Surrealism flourished in Europe between World War I and II. A literary, philosophical and artistic movement that explored human mind, championing the irrational, the poetic and the revolutionary.
Surrealism grew principally out of the earlier Dada movement, which before World War I produced works of anti-art that deliberately defied reason; but Surrealism’s emphasis was not on negation but on positive expression. The movement represented a reaction against what its members saw as the destruction wrought by the “rationalism” that had guided European culture and politics in the past and that had culminated in the horrors of World War I.
Founded by the poet André Breton in Paris in 1924, Surrealism was an artistic and literary movement. It proposed that the Enlightenment—the influential 17th- and 18th-century intellectual movement that championed reason and individualism—had suppressed the superior qualities of the irrational, unconscious mind. Surrealism’s goal was to liberate thought, language, and human experience from the oppressive boundaries of rationalism.

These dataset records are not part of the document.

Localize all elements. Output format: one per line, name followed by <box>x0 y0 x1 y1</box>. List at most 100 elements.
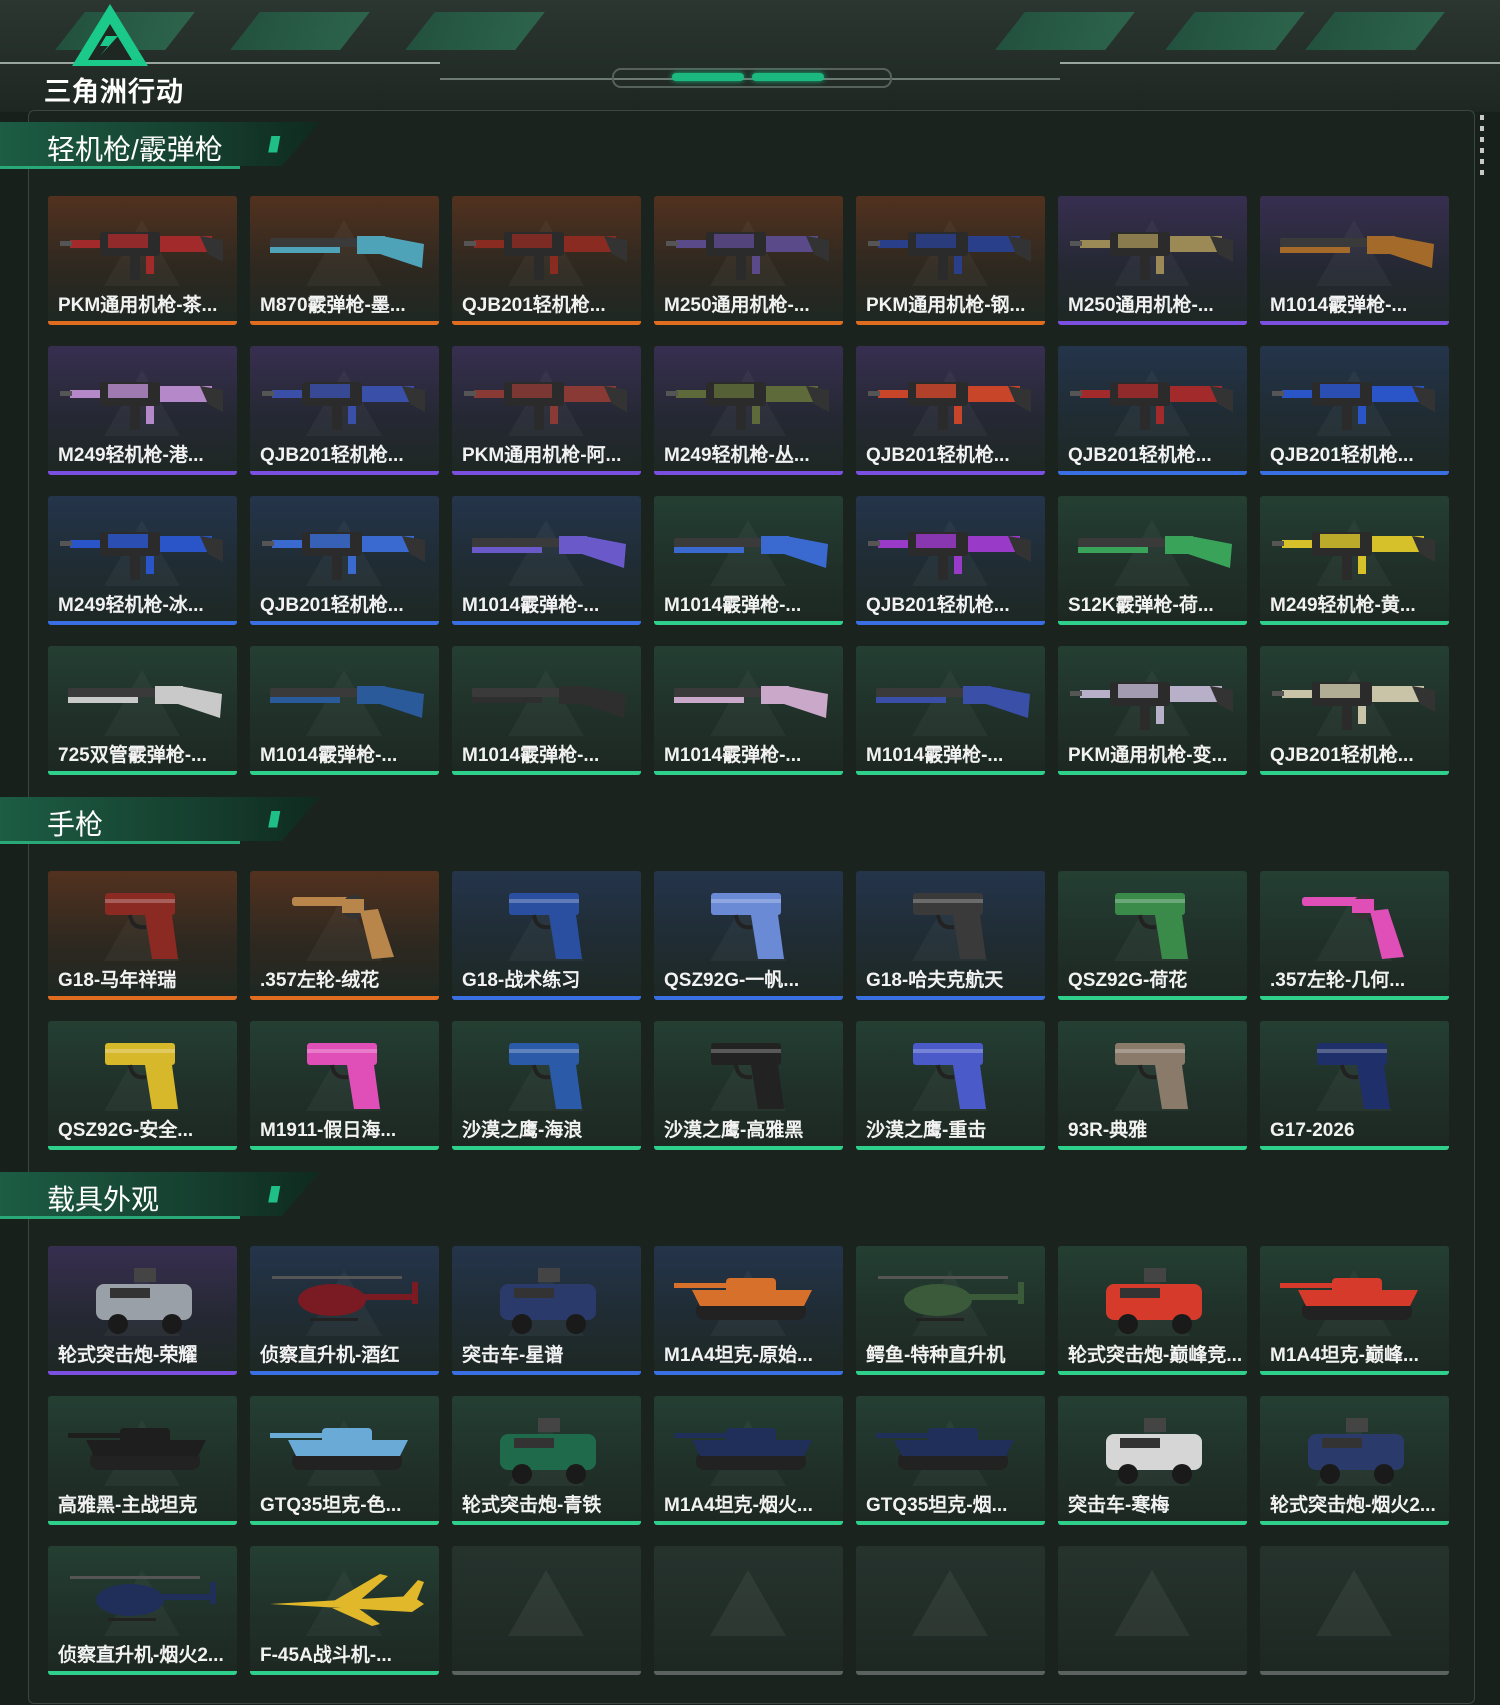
item-name: PKM通用机枪-茶... <box>58 295 218 316</box>
item-card[interactable]: M250通用机枪-... <box>654 196 843 325</box>
armored-car-icon <box>1106 1268 1202 1334</box>
item-card[interactable]: GTQ35坦克-烟... <box>856 1396 1045 1525</box>
banner-stripe <box>230 12 370 50</box>
pistol-icon <box>509 1043 582 1109</box>
section-title: 载具外观 <box>47 1184 160 1215</box>
item-card[interactable]: PKM通用机枪-阿... <box>452 346 641 475</box>
item-card[interactable]: QSZ92G-一帆... <box>654 871 843 1000</box>
item-card[interactable]: QSZ92G-荷花 <box>1058 871 1247 1000</box>
item-card[interactable]: M249轻机枪-港... <box>48 346 237 475</box>
armored-car-icon <box>500 1268 596 1334</box>
item-card[interactable]: 突击车-寒梅 <box>1058 1396 1247 1525</box>
rarity-bar <box>48 1146 237 1150</box>
item-card[interactable]: 轮式突击炮-荣耀 <box>48 1246 237 1375</box>
item-card[interactable]: 突击车-星谱 <box>452 1246 641 1375</box>
item-card[interactable]: M1A4坦克-巅峰... <box>1260 1246 1449 1375</box>
delta-logo-icon <box>72 4 148 66</box>
item-name: QJB201轻机枪... <box>1068 445 1212 466</box>
item-card[interactable]: QSZ92G-安全... <box>48 1021 237 1150</box>
revolver-icon <box>1302 895 1404 959</box>
rarity-bar <box>48 321 237 325</box>
tank-icon <box>674 1278 812 1320</box>
item-card[interactable]: M1A4坦克-烟火... <box>654 1396 843 1525</box>
item-card[interactable]: QJB201轻机枪... <box>1260 346 1449 475</box>
machine-gun-icon <box>868 232 1031 280</box>
rarity-bar <box>1260 1671 1449 1675</box>
rarity-bar <box>452 621 641 625</box>
item-card[interactable]: M249轻机枪-冰... <box>48 496 237 625</box>
rarity-bar <box>1058 996 1247 1000</box>
item-card[interactable]: 侦察直升机-酒红 <box>250 1246 439 1375</box>
item-card[interactable]: 沙漠之鹰-海浪 <box>452 1021 641 1150</box>
banner-line <box>1060 62 1500 64</box>
item-card[interactable]: G18-哈夫克航天 <box>856 871 1045 1000</box>
item-card[interactable]: M250通用机枪-... <box>1058 196 1247 325</box>
item-card[interactable]: G18-马年祥瑞 <box>48 871 237 1000</box>
item-card[interactable]: M1014霰弹枪-... <box>250 646 439 775</box>
item-card[interactable]: 轮式突击炮-巅峰竞... <box>1058 1246 1247 1375</box>
scrollbar[interactable] <box>1480 115 1484 179</box>
item-card[interactable]: 93R-典雅 <box>1058 1021 1247 1150</box>
rarity-bar <box>654 771 843 775</box>
banner-line <box>0 62 440 64</box>
rarity-bar <box>1260 621 1449 625</box>
item-card[interactable]: PKM通用机枪-茶... <box>48 196 237 325</box>
item-card[interactable]: QJB201轻机枪... <box>250 496 439 625</box>
revolver-icon <box>292 895 394 959</box>
rarity-bar <box>48 1371 237 1375</box>
item-card[interactable]: .357左轮-绒花 <box>250 871 439 1000</box>
rarity-bar <box>1058 1671 1247 1675</box>
item-card[interactable]: 725双管霰弹枪-... <box>48 646 237 775</box>
item-card[interactable]: 轮式突击炮-烟火2... <box>1260 1396 1449 1525</box>
rarity-bar <box>250 1521 439 1525</box>
item-name: M1014霰弹枪-... <box>1270 295 1408 316</box>
brand-name: 三角洲行动 <box>44 77 184 107</box>
item-card[interactable]: M249轻机枪-丛... <box>654 346 843 475</box>
machine-gun-icon <box>1272 382 1435 430</box>
item-card[interactable]: QJB201轻机枪... <box>1260 646 1449 775</box>
shotgun-icon <box>472 536 626 568</box>
item-card[interactable]: M870霰弹枪-墨... <box>250 196 439 325</box>
item-card[interactable]: 高雅黑-主战坦克 <box>48 1396 237 1525</box>
item-card[interactable]: QJB201轻机枪... <box>856 346 1045 475</box>
item-card[interactable]: PKM通用机枪-钢... <box>856 196 1045 325</box>
rarity-bar <box>1260 1146 1449 1150</box>
item-name: G18-哈夫克航天 <box>866 970 1004 991</box>
item-card[interactable]: M249轻机枪-黄... <box>1260 496 1449 625</box>
item-card[interactable]: M1014霰弹枪-... <box>654 646 843 775</box>
item-card[interactable]: M1014霰弹枪-... <box>1260 196 1449 325</box>
item-card[interactable]: 鳄鱼-特种直升机 <box>856 1246 1045 1375</box>
rarity-bar <box>1260 1521 1449 1525</box>
item-card[interactable]: G17-2026 <box>1260 1021 1449 1150</box>
rarity-bar <box>250 471 439 475</box>
item-card[interactable]: M1014霰弹枪-... <box>856 646 1045 775</box>
item-card[interactable]: M1A4坦克-原始... <box>654 1246 843 1375</box>
item-card[interactable]: QJB201轻机枪... <box>250 346 439 475</box>
item-card[interactable]: 轮式突击炮-青铁 <box>452 1396 641 1525</box>
item-card[interactable]: M1014霰弹枪-... <box>452 496 641 625</box>
item-card[interactable]: 侦察直升机-烟火2... <box>48 1546 237 1675</box>
item-card[interactable]: G18-战术练习 <box>452 871 641 1000</box>
rarity-bar <box>1058 771 1247 775</box>
machine-gun-icon <box>1070 682 1233 730</box>
item-name: M1014霰弹枪-... <box>260 745 398 766</box>
item-card[interactable]: QJB201轻机枪... <box>452 196 641 325</box>
item-card[interactable]: S12K霰弹枪-荷... <box>1058 496 1247 625</box>
rarity-bar <box>856 621 1045 625</box>
rarity-bar <box>1058 471 1247 475</box>
item-card[interactable]: F-45A战斗机-... <box>250 1546 439 1675</box>
item-card[interactable]: GTQ35坦克-色... <box>250 1396 439 1525</box>
item-card[interactable]: QJB201轻机枪... <box>1058 346 1247 475</box>
item-card[interactable]: M1014霰弹枪-... <box>452 646 641 775</box>
item-card[interactable]: M1911-假日海... <box>250 1021 439 1150</box>
rarity-bar <box>452 1146 641 1150</box>
rarity-bar <box>1260 321 1449 325</box>
item-card[interactable]: PKM通用机枪-变... <box>1058 646 1247 775</box>
item-card[interactable]: M1014霰弹枪-... <box>654 496 843 625</box>
rarity-bar <box>856 471 1045 475</box>
rarity-bar <box>856 1671 1045 1675</box>
item-card[interactable]: 沙漠之鹰-高雅黑 <box>654 1021 843 1150</box>
item-card[interactable]: QJB201轻机枪... <box>856 496 1045 625</box>
item-card[interactable]: .357左轮-几何... <box>1260 871 1449 1000</box>
item-card[interactable]: 沙漠之鹰-重击 <box>856 1021 1045 1150</box>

Breton had studied medicine and psychiatry and was well-versed in the psychoanalytical writings of Sigmund Freud. He was particularly interested in the idea that the unconscious mind—which produced dreams—was the source of artistic creativity. A devoted Marxist, Breton also intended Surrealism to be a revolutionary movement capable of unleashing the minds of the masses from the rational order of society.
How to access the unconscious?
Automatism, a practice that is akin to free association or a stream of consciousness, gave the Surrealists the means to produce unconscious artwork. Surrealist artist
André Masson’s mixed-media canvas Battle of Fishes (1926) is an early example of automatic painting. To begin, Masson took gesso—a tacky substance typically used to prime supports for painting—and let it freely fall across the surface of his canvas. He then threw sand over it, letting the grains stick to the adhesive at random, and doodled and painted around the resulting forms. Artists employing automatic methods embraced the element of chance, often to surprising results. Masson’s end product features two prehistoric fish, jaws dripping with blood, fighting it out in the primordial ooze: an unconscious demonstration of the inherent violence of nature.
Not every Surrealist chose to create such abstract works, however.
As an interwar movement beginning in Paris in the 1920s, Surrealism responded to a post-World War I period that saw the slow reconstruction of major French cities, the height of the French colonial empire abroad, and the rise of fascism across Europe.
By 1937, however, most of the major figures in Surrealism had been forced to leave Europe to escape Nazi persecution.
The importance of Surrealism in modern days
Surrealism represents a crucible of avant-garde ideas and techniques that contemporary artists are still using today, including the introduction of chance elements into works of art. These methods opened up a new mode of painterly practice pursued by the Abstract Expressionists. The element of chance has also proven integral to performance art, as in the unscripted. Happenings of the 1950’s, and even to computer art based on randomization. The Surrealist focus on dreams, psychoanalysis, and fantastic imagery has provided fodder for a number of artists working today, such as Glenn Brown, who has also directly appropriated Dalí’s art in his own painting.